OOS 71-2
Curtis Prairie:  World’s oldest restored prairie or newest restoration challenge?

Thursday, August 13, 2015: 1:50 PM
314, Baltimore Convention Center
Joy B. Zedler, Botany Dept. & Arboretum, University of Wisconsin, Madison, WI
Paul H. Zedler, Nelson Institute for Environmental Studies, University of Wisconsin, Madison, WI
James M. Doherty, Botany Department, University of Wisconsin, Madison, WI
Mark Wegener, Arboretum, University of Wisconsin, Madison, WI
Christopher Hirsch, Botany, University of Wisconsin, Madison, WI
Background/Question/Methods Despite 80 years of work to restore a horse pasture, Curtis Prairie is on a trajectory away from native grassland. Since 1935, the UW-Madison Arboretum has aimed to achieve a sustainable tallgrass prairie on ~72 acres in south central Wisconsin. At age 31 years (1966), the site was a species-rich prairie with 212 native species (census of PZ&JZ), but at age 56 (1991), two native shrubs had increased frequency: Cornus racemosa occupied 56% of 951 1-m2 plots in 1991 (15% in 1966), and Rhus glabra occupied 8% (<1% in 1966). The 2002 census found 23 woody plant species, of which two remained frequent (52% C. racemosa and 11% Rhus glabra). Burning experiments indicated that shrubs reduced grass cover (fuel) and further limited the ability of fire to reduce shrubs (a strong feedback). Meanwhile, under the influence of urban runoff, native and exotic invaders reduced native-plant diversity in wetland areas. Harvesting shoots in a 2008 subsample showed differential effects of high biomass in upland plots (no effect on diversity) versus wetland plots: dominance by a tall clonal graminoid (Calamagrostis canadensis, Carex stricta, or Phalaris arundinacea) and reduced species richness (JD&JZ). At age 79, a GPS-based map (polygons of wetland dominants) characterized 22% of Curtis Prairie as wetland. Given woody upland and low-diversity wetland, we ask: Should we abandon the 1934 target or “re-restore” diverse prairie vegetation?
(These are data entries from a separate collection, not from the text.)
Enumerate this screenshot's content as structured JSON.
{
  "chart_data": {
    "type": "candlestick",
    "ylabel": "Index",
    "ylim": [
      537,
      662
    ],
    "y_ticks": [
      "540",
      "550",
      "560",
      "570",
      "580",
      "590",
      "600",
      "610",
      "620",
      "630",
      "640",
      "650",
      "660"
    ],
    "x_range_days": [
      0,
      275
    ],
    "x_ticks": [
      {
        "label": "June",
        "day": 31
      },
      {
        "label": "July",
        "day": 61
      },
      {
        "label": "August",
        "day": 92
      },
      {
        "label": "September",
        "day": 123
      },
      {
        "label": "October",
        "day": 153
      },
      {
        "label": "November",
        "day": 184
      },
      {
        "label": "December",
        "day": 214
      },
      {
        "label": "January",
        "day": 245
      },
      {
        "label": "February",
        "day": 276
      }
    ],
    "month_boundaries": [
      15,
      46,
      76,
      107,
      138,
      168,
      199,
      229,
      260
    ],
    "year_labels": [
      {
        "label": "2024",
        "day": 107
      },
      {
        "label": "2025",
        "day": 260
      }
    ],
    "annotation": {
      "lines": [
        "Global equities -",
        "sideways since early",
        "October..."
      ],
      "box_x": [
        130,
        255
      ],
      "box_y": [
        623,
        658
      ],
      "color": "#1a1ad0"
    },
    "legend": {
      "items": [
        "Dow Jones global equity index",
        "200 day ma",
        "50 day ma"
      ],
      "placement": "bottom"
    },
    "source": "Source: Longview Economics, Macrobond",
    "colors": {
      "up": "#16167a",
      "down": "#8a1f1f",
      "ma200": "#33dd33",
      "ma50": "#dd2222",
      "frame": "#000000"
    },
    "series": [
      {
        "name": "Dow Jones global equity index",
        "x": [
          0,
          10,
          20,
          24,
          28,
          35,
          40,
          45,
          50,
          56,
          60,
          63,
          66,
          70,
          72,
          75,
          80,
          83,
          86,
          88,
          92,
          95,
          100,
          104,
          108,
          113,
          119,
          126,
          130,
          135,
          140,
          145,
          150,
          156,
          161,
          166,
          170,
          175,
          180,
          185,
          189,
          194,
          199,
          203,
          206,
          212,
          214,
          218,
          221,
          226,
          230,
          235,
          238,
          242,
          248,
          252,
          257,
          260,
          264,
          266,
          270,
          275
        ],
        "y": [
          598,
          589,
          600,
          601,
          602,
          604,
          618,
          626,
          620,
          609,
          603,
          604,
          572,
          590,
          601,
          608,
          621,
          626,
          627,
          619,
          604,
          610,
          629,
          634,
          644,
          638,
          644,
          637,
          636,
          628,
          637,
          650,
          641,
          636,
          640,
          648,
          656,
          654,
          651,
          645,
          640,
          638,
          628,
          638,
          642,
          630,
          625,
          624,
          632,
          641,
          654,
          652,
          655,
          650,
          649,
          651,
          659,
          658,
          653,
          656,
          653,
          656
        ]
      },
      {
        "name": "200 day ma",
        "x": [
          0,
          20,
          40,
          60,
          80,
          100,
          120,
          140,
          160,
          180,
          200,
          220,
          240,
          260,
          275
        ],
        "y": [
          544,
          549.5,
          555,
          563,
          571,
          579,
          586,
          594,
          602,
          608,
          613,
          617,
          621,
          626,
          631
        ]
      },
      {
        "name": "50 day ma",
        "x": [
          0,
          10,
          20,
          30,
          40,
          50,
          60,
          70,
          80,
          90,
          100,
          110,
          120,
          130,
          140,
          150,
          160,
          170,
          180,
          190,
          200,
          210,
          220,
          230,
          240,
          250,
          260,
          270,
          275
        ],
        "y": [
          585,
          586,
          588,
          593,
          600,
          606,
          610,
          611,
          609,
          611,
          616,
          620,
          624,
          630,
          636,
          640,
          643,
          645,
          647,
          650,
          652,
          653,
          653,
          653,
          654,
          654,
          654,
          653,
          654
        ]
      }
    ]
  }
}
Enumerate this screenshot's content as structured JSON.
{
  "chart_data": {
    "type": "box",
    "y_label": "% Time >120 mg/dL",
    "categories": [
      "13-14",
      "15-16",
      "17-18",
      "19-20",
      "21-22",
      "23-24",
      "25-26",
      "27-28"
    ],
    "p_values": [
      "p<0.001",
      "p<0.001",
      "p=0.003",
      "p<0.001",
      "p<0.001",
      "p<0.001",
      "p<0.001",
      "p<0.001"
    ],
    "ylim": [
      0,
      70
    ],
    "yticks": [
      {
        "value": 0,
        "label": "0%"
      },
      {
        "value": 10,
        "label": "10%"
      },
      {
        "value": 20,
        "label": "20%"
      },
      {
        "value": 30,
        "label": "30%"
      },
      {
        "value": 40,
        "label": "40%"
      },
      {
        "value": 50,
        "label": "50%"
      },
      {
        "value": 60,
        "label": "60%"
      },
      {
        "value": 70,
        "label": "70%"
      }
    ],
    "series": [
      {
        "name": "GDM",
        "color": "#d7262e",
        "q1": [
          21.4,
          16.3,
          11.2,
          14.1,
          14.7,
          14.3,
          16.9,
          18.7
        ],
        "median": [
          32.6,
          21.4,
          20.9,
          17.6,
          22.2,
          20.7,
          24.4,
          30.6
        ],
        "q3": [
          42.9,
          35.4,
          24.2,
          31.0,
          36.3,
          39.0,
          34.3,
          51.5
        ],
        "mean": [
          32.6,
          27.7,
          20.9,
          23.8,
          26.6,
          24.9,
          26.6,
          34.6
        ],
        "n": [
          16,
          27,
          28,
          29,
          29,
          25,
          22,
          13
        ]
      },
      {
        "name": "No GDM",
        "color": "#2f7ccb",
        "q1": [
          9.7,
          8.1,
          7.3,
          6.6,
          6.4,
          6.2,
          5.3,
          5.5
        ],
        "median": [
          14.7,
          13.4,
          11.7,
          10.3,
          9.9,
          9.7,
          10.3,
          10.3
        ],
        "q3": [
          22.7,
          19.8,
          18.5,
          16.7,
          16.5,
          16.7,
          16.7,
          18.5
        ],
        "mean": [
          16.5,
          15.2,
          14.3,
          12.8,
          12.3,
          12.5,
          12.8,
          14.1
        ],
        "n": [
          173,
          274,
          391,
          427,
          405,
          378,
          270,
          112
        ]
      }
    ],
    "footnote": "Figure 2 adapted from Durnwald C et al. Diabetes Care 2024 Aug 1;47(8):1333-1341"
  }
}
Results/Conclusions   Long-term monitoring and research document compositional shifts in Curtis Prairie, which trace to an urban context that limits burning and augments eutrophication. Without renewed restoration, woody plant cover will continue increasing, and wetland diversity will remain low. Some suggest that we declare the site novel, abandon Leopold’s 1934 vision of pre-settlement prairie, and establish a new target (shrub carr?). We recommend instead establishing large field experiments to test alternative methods to re-restore diverse prairie (adaptive restoration), to fulfill the mission for this global restoration icon.